The car is idling. The driver, a middle-aged Russian man with a big driver’s belly, opens the trunk and helps me with my rucksack. Into the morning we drive, classical music on his radio.

The edge of the world wakes up as we roll from my house to the highway. The streets are already bustling and even in the few minutes between waking and the slam of a Lincoln Town Car door the world is changed. The river goes from black to grey to red and the Verrazano, that miracle of 1970s bridgework, is suddenly cast into silhouette. I spend most of the ride on my phone though, as you do. I swipe, watch the early morning drabs of Twitter and Facebook show up, check the overnight mail. But then, as the classical music begins to pep up and the driver gets a bit more lively I look up, settling into the bouncing of the springs. I honestly don’t want to waste my time on my phone. However if I don’t focus on something else cars like this one tend to make me carsick. It’s a tickle at first, like a feather down the throat, then full bore nausea. It is one of the banes of my commuting existence, these horrible floppy cars and their terrible transmissions.

I’m going to meet a few VCs.

We’re at the airport. I enter the time of waiting. Further up and further in.

I board. I fly.

It takes about six hours to get to SFO. I spend some of that time watching movies – it’s the only time I have to watch anything that isn’t a kids’ program – practicing and writing. I’m about to land and pitch and pitch and pitch. Further up and further in, right?

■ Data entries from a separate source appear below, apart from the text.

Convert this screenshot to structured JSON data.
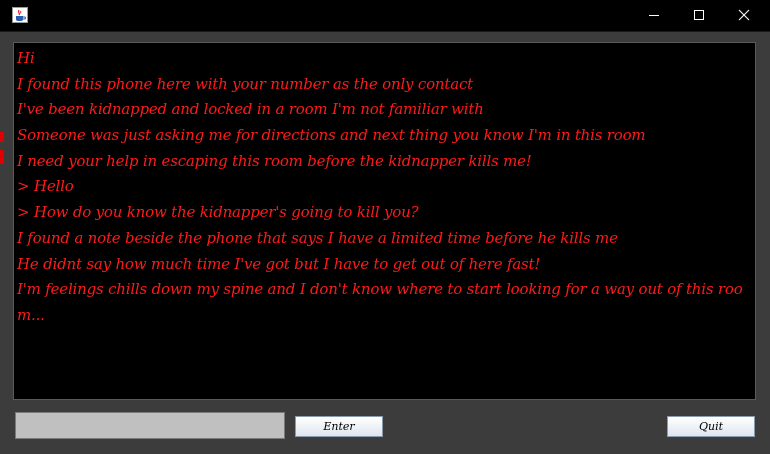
{
  "window": {
    "controls": {
      "minimize_icon": "minimize-icon",
      "maximize_icon": "maximize-icon",
      "close_icon": "close-icon"
    },
    "app_icon": "java-cup-icon"
  },
  "console": {
    "text_color": "#ff1a1a",
    "background": "#000000",
    "lines": [
      "Hi",
      "I found this phone here with your number as the only contact",
      "I've been kidnapped and locked in a room I'm not familiar with",
      "Someone was just asking me for directions and next thing you know I'm in this room",
      "I need your help in escaping this room before the kidnapper kills me!",
      "> Hello",
      "> How do you know the kidnapper's going to kill you?",
      "I found a note beside the phone that says I have a limited time before he kills me",
      "He didnt say how much time I've got but I have to get out of here fast!",
      "I'm feelings chills down my spine and I don't know where to start looking for a way out of this roo",
      "m..."
    ]
  },
  "input": {
    "value": ""
  },
  "buttons": {
    "enter_label": "Enter",
    "quit_label": "Quit"
  }
}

The plane rises over New York and into the slowly scattering clouds. It’s morning and the sun is rising pink in the window. In six hours I’ll be on the ground and in six hours I’ll know, roughly, what the next six years will be like.

Until then this tube of metal will race above the clouds into the new morning and, inexplicably, I will smile. Further up and further in. Sounds about right.

Startup Step-By-Step is about my effort to build a startup called Freemit. This is the second article in the series.